Perhaps because of the success of the University of Kentucky's men's basketball program, Ledford is generally best remembered as a basketball announcer. In a 2001 dedication, the University of Kentucky named its basketball court at Rupp Arena in Ledford's honor. The words "Cawood's Court" and a radio microphone are painted on the floor in commemoration. The microphone is located at the sideline opposite the scorer's table close to where Ledford broadcast games.

Cawood Ledford was inducted into the Kentucky Athletic Hall of Fame in 1987. He won three Eclipse Awards for outstanding coverage of thoroughbred racing. He was also named Kentucky's Sportscaster of the Year a record 22 times.
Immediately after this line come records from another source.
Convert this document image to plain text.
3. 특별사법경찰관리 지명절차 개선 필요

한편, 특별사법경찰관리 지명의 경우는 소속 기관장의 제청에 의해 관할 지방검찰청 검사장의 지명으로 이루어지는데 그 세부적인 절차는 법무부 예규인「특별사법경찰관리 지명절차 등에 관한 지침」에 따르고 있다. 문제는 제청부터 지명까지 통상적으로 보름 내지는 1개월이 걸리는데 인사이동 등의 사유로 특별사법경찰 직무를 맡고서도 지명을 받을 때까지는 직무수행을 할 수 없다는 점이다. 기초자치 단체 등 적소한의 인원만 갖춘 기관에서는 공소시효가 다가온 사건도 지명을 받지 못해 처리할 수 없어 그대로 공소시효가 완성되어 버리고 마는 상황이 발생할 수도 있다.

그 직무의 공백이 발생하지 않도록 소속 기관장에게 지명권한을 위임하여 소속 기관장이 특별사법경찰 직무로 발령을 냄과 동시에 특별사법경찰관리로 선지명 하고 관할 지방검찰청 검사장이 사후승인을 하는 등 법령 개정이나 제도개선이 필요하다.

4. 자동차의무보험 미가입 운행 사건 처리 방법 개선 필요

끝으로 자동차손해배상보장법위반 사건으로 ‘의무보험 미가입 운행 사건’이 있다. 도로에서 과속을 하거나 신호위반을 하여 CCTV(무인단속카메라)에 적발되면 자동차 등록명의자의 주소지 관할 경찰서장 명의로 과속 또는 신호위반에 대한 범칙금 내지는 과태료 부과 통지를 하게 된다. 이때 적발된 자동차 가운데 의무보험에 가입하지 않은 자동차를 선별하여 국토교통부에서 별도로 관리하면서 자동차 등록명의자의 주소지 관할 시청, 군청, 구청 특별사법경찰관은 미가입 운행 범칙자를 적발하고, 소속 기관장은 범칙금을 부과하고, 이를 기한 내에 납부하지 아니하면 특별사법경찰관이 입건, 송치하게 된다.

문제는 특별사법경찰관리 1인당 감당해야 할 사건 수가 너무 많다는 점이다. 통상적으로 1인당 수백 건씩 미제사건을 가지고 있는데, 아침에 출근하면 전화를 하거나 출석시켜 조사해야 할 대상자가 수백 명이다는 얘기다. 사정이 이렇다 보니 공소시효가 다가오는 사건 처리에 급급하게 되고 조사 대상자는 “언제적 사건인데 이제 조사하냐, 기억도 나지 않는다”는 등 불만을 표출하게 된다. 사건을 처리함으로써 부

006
Ledford is generally considered among the finest play-by-play commentators in the history of American sports broadcasting and is highly esteemed by his peers. In the 2021 SEC Storied film More Than a Voice, an SEC broadcaster quoted the University of Tennessee's longtime play-by-play announcer John Ward who felt that Ledford was the greatest play-by-play announcer in the history of broadcasting. The broadcaster spoke for his colleagues in saying that if one were forced to choose just one broadcaster to call a game, Ledford was the choice.

Ledford was a well-known figure in Kentucky, in college basketball, in college football, and in horse racing.

Commenting on Ledford's legacy after his death, longtime friend and Lexington-based CEO of Host Communications, Jim Host, said "Cawood was the ultimate in genteel class. He exuded a quiet confidence, but always remembered who he was, where he came from and who he worked for." In 1992, Host Communications published Cawood Ledford's autobiography, Hello Everybody, This is Cawood Ledford, as told to sportswriter and author Billy Reed.

During the Summer of 2014, Kentucky announced that its multi-team event would be called the Cawood Ledford Classic, in tribute to Ledford. Previously, this event was known as the Keightley Classic, in honor of Bill Keightley, Kentucky's longtime equipment manager. The Cawood Ledford Classic had 5 participants for the event, including Kentucky, Grand Canyon, Texas-Arlington, Montana State and Buffalo. Kentucky won each of their four games against these opponents.